Installing the cluster software
- To install CentOS cluster server you can run yum groupinstall on each node in
the cluster:
yum groupinstall "Cluster Storage" "Clustering”
- If the software isn’t already installed on a node, the cluster will install
the required packages when you add the node to the cluster
Creating a cluster
- You can create the cluster in one of three ways
- Create /etc/cluster/cluster.xml
- Run system-config-cluster
- Use the conga web interface
- Once the cluster has been created, you can add fence devices, resources,
services and failover domains using one of the methods listed above
Cluster configuration
- The cluster configuration is stored in /etc/cluster/cluster.xml on each node
- Each tag in the cluster.xml file contains a configuration entity, such as the
name of a node in the cluster, the fence device to use for each node, and a
list of resources, services and failover domains
Example cluster.xml
<?xml version="1.0"?>
<cluster name="mycluster" config_version="1">
<clusternodes>
<clusternode name="node1.example.com" nodeid="1">
<fence>
<method name="1">
<device name="ipmi-node1"/>
</method>
</fence>
</clusternode>
<clusternode name="node2.example.com" nodeid="2">
<fence>
<method name="1">
<device name="ipmi-node2"/>
</method>
</fence>
</clusternode>
</clusternodes>
<fencedevices>
<fencedevice agent="fence_ipmilan" name="ipmi-node1"

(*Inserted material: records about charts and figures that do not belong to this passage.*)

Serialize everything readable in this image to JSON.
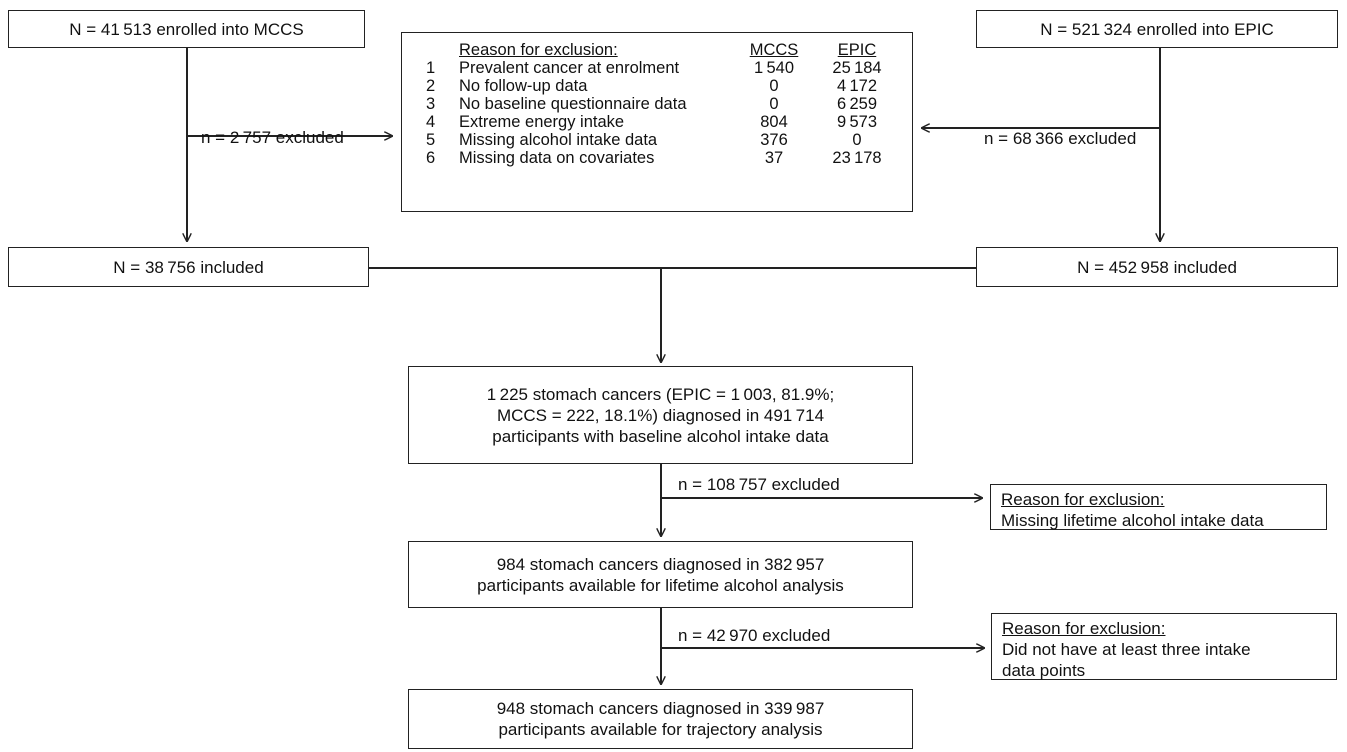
{
  "top_left": {
    "text": "N = 41 513 enrolled into MCCS"
  },
  "top_right": {
    "text": "N = 521 324 enrolled into EPIC"
  },
  "excl_left_label": "n = 2 757 excluded",
  "excl_right_label": "n = 68 366 excluded",
  "exclusion_table": {
    "header": {
      "reason": "Reason for exclusion:",
      "mccs": "MCCS",
      "epic": "EPIC"
    },
    "rows": [
      {
        "num": "1",
        "reason": "Prevalent cancer at enrolment",
        "mccs": "1 540",
        "epic": "25 184"
      },
      {
        "num": "2",
        "reason": "No follow-up data",
        "mccs": "0",
        "epic": "4 172"
      },
      {
        "num": "3",
        "reason": "No baseline questionnaire data",
        "mccs": "0",
        "epic": "6 259"
      },
      {
        "num": "4",
        "reason": "Extreme energy intake",
        "mccs": "804",
        "epic": "9 573"
      },
      {
        "num": "5",
        "reason": "Missing alcohol intake data",
        "mccs": "376",
        "epic": "0"
      },
      {
        "num": "6",
        "reason": "Missing data on covariates",
        "mccs": "37",
        "epic": "23 178"
      }
    ]
  },
  "included_left": "N = 38 756 included",
  "included_right": "N = 452 958 included",
  "combined_box": {
    "lines": [
      "1 225 stomach cancers (EPIC = 1 003, 81.9%;",
      "MCCS = 222, 18.1%) diagnosed in 491 714",
      "participants with baseline alcohol intake data"
    ]
  },
  "excl_lifetime_label": "n = 108 757 excluded",
  "reason_lifetime": {
    "title": "Reason for exclusion:",
    "lines": [
      "Missing lifetime alcohol intake data"
    ]
  },
  "lifetime_box": {
    "lines": [
      "984 stomach cancers diagnosed in 382 957",
      "participants available for lifetime alcohol analysis"
    ]
  },
  "excl_trajectory_label": "n = 42 970  excluded",
  "reason_trajectory": {
    "title": "Reason for exclusion:",
    "lines": [
      "Did not have at least three intake",
      "data points"
    ]
  },
  "trajectory_box": {
    "lines": [
      "948 stomach cancers diagnosed in 339 987",
      "participants available for trajectory analysis"
    ]
  }
}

ipaddr="192.168.1.101" login="admin" passwd="secret"/>
<fencedevice agent="fence_ipmilan" name="ipmi-node2"
ipaddr="192.168.1.102" login="admin" passwd="secret"/>
</fencedevices>
<rm>
<failoverdomains>
<failoverdomain name="domain-1" ordered="1" restricted="1">
<failoverdomainnode name="node1.example.com" priority="1"/>
<failoverdomainnode name="node2.example.com" priority="2"/>
</failoverdomain>
</failoverdomains>
<resources>
<ip address="192.168.1.200" monitor_link="1"/>
</resources>
<service name="my-service" domain="domain-1" autostart="1">
<ip ref="192.168.1.200"/>
</service>
</rm>
</cluster>
Cluster utilities
- There are a number of utilities that can be used to manage a cluster:
- clustat – displays cluster status
- clusvcadm – controls cluster services
- ccs_tool – manages the cluster configuration
- cman_tool – manages the cluster members
- fence_tool – manages fencing operations
- mkqdisk – manages quorum disks
Cluster processes
- There are a number of processes that make up the cluster suite:
- cman – controls overall cluster operation
- fenced – manages fencing operations
- clurgmgrd – controls resources
- gfs and dlm kernel threads
- The processes (e.g., httpd) that run your application
Debugging cluster problems
- If your cluster is acting up, you will want to review the default logging data
in /var/log/* to see what is going on - Debug stanzas can be added to each
cluster facility to get additional debugging data:
<logger debug=”on” ident=”CMAN” to_stderr=”yes”/>
- The Redhat bugzilla archives are a great resource for finding solutions to
problems, and for troubleshooting sporadic issues
Conclusion
- CentOS cluster server has a number of cool features, and won’t cost you a dime
to deploy (you don’t get support though)
- If you decide to use CCS, make SURE you have approved hardware and fencing
devices. If you don’t, you are asking for trouble (and data loss!)!